Steve Lucas is one of two Louisans, with Grosvenor Merle-Smith, whose names will be on the November 2019 ballot for conservation district board seats. Both of the county’s seats are open, as Brian Wagner is not seeking re-election. Mistie Goodman, who was elected to the other seat in 2015, stepped down from the board last year.
Lucas has raised beef cattle and timber in the Green Springs area for 29 years. He has a long history with soil and water conservation, going back to the 1970s when he was completing a degree in agronomy at Virginia Tech and worked at the soil district in Loudoun County.
Lucas grew up in Yellowstone National Park in Wyoming, where his father had a job as a highway engineer for the United States Department of the Interior. The son aspired to be a park ranger, but “everybody wants to be one, so upward mobility is slow,” he said.
As a board member, Lucas wants to try to continue efforts to help landowners protect water quality without the need for regulatory action. The district’s cost-share programs have helped many farmers in Louisa and surrounding counties to fence cattle out of streams and pay for upland watering devices. A growing initiative helps farmers plant cover crops to reduce soil runoff. Other practices the district encourages include planting riparian buffers adjacent to streams and developing wildlife habitat.
“We’ve helped farmers put in hundreds of miles of fence,” Lucas said. “Cover crops are a big thing right now to keep nitrogen and phosphorus out of the bay. We also help people repair or replace septic systems. We know there are a lot of failing septics out there.”
The district employs professional staff, most of them out of an office in Charlottesville and one in the Louisa Air Park. Because they tend to be farmers or timber growers themselves, board members play a special role in reaching out to landowners.
“The issue becomes letting people know about these programs,” Lucas said. “When I go to the co-op or see people I know, I’ll let them know these things are available.”
He said he hopes to organize a stakeholders’ meeting in the county this September.

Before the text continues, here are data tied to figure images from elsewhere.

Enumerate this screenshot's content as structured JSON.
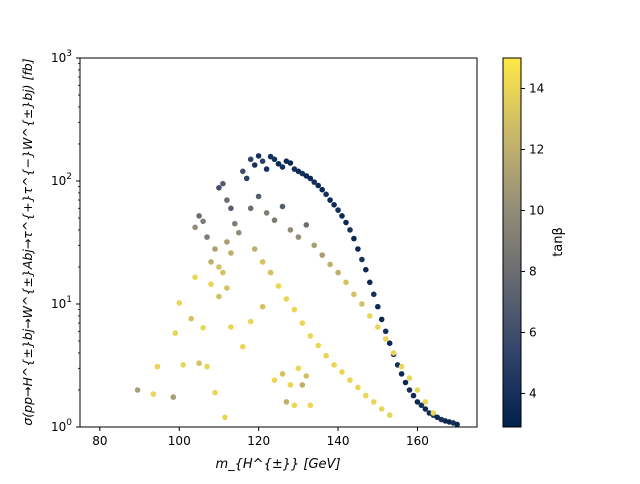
{
  "chart_data": {
    "type": "scatter",
    "title": "",
    "xlabel": "m_{H^{±}} [GeV]",
    "ylabel": "σ(pp→H^{±}bj→W^{±}Abj→τ^{+}τ^{−}W^{±}bj) [fb]",
    "xlim": [
      75,
      175
    ],
    "ylim": [
      1,
      1000
    ],
    "y_scale": "log",
    "grid": false,
    "x_ticks": [
      80,
      100,
      120,
      140,
      160
    ],
    "x_tick_labels": [
      "80",
      "100",
      "120",
      "140",
      "160"
    ],
    "y_ticks": [
      1,
      10,
      100,
      1000
    ],
    "y_tick_labels": [
      "10^0",
      "10^1",
      "10^2",
      "10^3"
    ],
    "colorbar": {
      "label": "tanβ",
      "colormap": "cividis",
      "range": [
        2.9,
        15
      ],
      "ticks": [
        4,
        6,
        8,
        10,
        12,
        14
      ],
      "tick_labels": [
        "4",
        "6",
        "8",
        "10",
        "12",
        "14"
      ],
      "colors": [
        "#00204c",
        "#31446b",
        "#666970",
        "#958f78",
        "#cbb969",
        "#ffe945"
      ]
    },
    "series": [
      {
        "points_note_free": true,
        "points": [
          [
            89.5,
            2.0,
            11
          ],
          [
            93.5,
            1.85,
            14
          ],
          [
            94.5,
            3.1,
            14
          ],
          [
            98.5,
            1.75,
            11
          ],
          [
            99,
            5.8,
            14
          ],
          [
            100,
            10.2,
            14
          ],
          [
            101,
            3.2,
            14
          ],
          [
            103,
            7.6,
            13
          ],
          [
            104,
            16.5,
            14
          ],
          [
            105,
            3.3,
            13
          ],
          [
            106,
            6.4,
            14
          ],
          [
            107,
            3.1,
            14
          ],
          [
            108,
            14.5,
            14
          ],
          [
            109,
            1.9,
            14
          ],
          [
            110,
            11.5,
            13
          ],
          [
            111.5,
            1.2,
            14
          ],
          [
            112,
            13.5,
            13
          ],
          [
            113,
            6.5,
            14
          ],
          [
            116,
            4.5,
            14
          ],
          [
            118,
            7.2,
            14
          ],
          [
            121,
            9.5,
            13
          ],
          [
            124,
            2.4,
            14
          ],
          [
            126,
            2.7,
            13
          ],
          [
            128,
            2.2,
            14
          ],
          [
            130,
            3.0,
            14
          ],
          [
            132,
            2.6,
            13
          ],
          [
            133,
            1.5,
            14
          ],
          [
            127,
            1.6,
            12
          ],
          [
            129,
            1.5,
            14
          ],
          [
            131,
            2.2,
            12
          ],
          [
            105,
            52,
            8
          ],
          [
            106,
            47,
            9
          ],
          [
            104,
            42,
            10
          ],
          [
            107,
            35,
            9
          ],
          [
            109,
            28,
            11
          ],
          [
            108,
            22,
            12
          ],
          [
            110,
            88,
            6
          ],
          [
            111,
            95,
            7
          ],
          [
            112,
            70,
            8
          ],
          [
            113,
            60,
            7
          ],
          [
            114,
            45,
            9
          ],
          [
            115,
            38,
            10
          ],
          [
            112,
            32,
            11
          ],
          [
            113,
            26,
            12
          ],
          [
            110,
            20,
            13
          ],
          [
            111,
            18,
            13
          ],
          [
            116,
            120,
            6
          ],
          [
            117,
            105,
            5
          ],
          [
            118,
            150,
            5
          ],
          [
            119,
            135,
            4
          ],
          [
            120,
            160,
            4
          ],
          [
            121,
            145,
            5
          ],
          [
            122,
            125,
            4
          ],
          [
            123,
            158,
            4
          ],
          [
            124,
            150,
            4
          ],
          [
            125,
            138,
            3.5
          ],
          [
            126,
            130,
            4
          ],
          [
            127,
            145,
            3.5
          ],
          [
            128,
            140,
            3.5
          ],
          [
            129,
            125,
            4
          ],
          [
            130,
            120,
            3.5
          ],
          [
            131,
            115,
            4
          ],
          [
            132,
            110,
            3.5
          ],
          [
            133,
            105,
            3.5
          ],
          [
            134,
            98,
            4
          ],
          [
            135,
            92,
            3.5
          ],
          [
            136,
            85,
            3.5
          ],
          [
            137,
            78,
            4
          ],
          [
            138,
            70,
            3.5
          ],
          [
            139,
            64,
            3.5
          ],
          [
            140,
            58,
            4
          ],
          [
            141,
            52,
            3.5
          ],
          [
            142,
            46,
            3.5
          ],
          [
            143,
            40,
            4
          ],
          [
            144,
            34,
            3.5
          ],
          [
            145,
            28,
            3.5
          ],
          [
            146,
            23,
            4
          ],
          [
            147,
            19,
            3.5
          ],
          [
            148,
            15,
            3.5
          ],
          [
            149,
            12,
            4
          ],
          [
            150,
            9.5,
            3.5
          ],
          [
            151,
            7.5,
            3.5
          ],
          [
            152,
            6.0,
            4
          ],
          [
            153,
            4.8,
            3.5
          ],
          [
            154,
            3.9,
            3.5
          ],
          [
            155,
            3.2,
            4
          ],
          [
            156,
            2.7,
            3.5
          ],
          [
            157,
            2.3,
            3.5
          ],
          [
            158,
            2.0,
            4
          ],
          [
            159,
            1.8,
            3.5
          ],
          [
            160,
            1.6,
            3.5
          ],
          [
            161,
            1.5,
            4
          ],
          [
            162,
            1.4,
            3.5
          ],
          [
            163,
            1.3,
            3.5
          ],
          [
            164,
            1.25,
            4
          ],
          [
            165,
            1.2,
            3.5
          ],
          [
            166,
            1.15,
            4
          ],
          [
            167,
            1.12,
            3.5
          ],
          [
            168,
            1.1,
            3.5
          ],
          [
            169,
            1.08,
            4
          ],
          [
            170,
            1.05,
            3.5
          ],
          [
            118,
            60,
            8
          ],
          [
            120,
            75,
            7
          ],
          [
            122,
            55,
            9
          ],
          [
            124,
            48,
            9
          ],
          [
            126,
            62,
            7
          ],
          [
            128,
            40,
            10
          ],
          [
            130,
            35,
            10
          ],
          [
            132,
            44,
            8
          ],
          [
            134,
            30,
            11
          ],
          [
            136,
            25,
            11
          ],
          [
            138,
            21,
            12
          ],
          [
            140,
            18,
            12
          ],
          [
            142,
            15,
            13
          ],
          [
            144,
            12,
            13
          ],
          [
            146,
            10,
            13
          ],
          [
            148,
            8.0,
            14
          ],
          [
            150,
            6.5,
            14
          ],
          [
            152,
            5.2,
            14
          ],
          [
            154,
            4.0,
            14
          ],
          [
            156,
            3.1,
            14
          ],
          [
            158,
            2.5,
            14
          ],
          [
            160,
            2.0,
            14
          ],
          [
            162,
            1.6,
            14
          ],
          [
            164,
            1.3,
            14
          ],
          [
            119,
            28,
            12
          ],
          [
            121,
            22,
            13
          ],
          [
            123,
            18,
            13
          ],
          [
            125,
            14,
            14
          ],
          [
            127,
            11,
            14
          ],
          [
            129,
            9,
            14
          ],
          [
            131,
            7,
            14
          ],
          [
            133,
            5.5,
            14
          ],
          [
            135,
            4.6,
            14
          ],
          [
            137,
            3.8,
            14
          ],
          [
            139,
            3.2,
            14
          ],
          [
            141,
            2.8,
            14
          ],
          [
            143,
            2.4,
            14
          ],
          [
            145,
            2.1,
            14
          ],
          [
            147,
            1.8,
            14
          ],
          [
            149,
            1.6,
            14
          ],
          [
            151,
            1.4,
            14
          ],
          [
            153,
            1.25,
            14
          ]
        ]
      }
    ]
  }
}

The district also maintains a number of flood control structures in the county, including one that is visible to motorists on the west side of James Madison Highway (Rt. 15) in the Green Springs.
Louisa County government contributes about $49,000 annually to support the Thomas Jefferson Soil and Water Conservation district, which also includes Albemarle, Fluvanna and Nelson counties and the city of Charlottesville.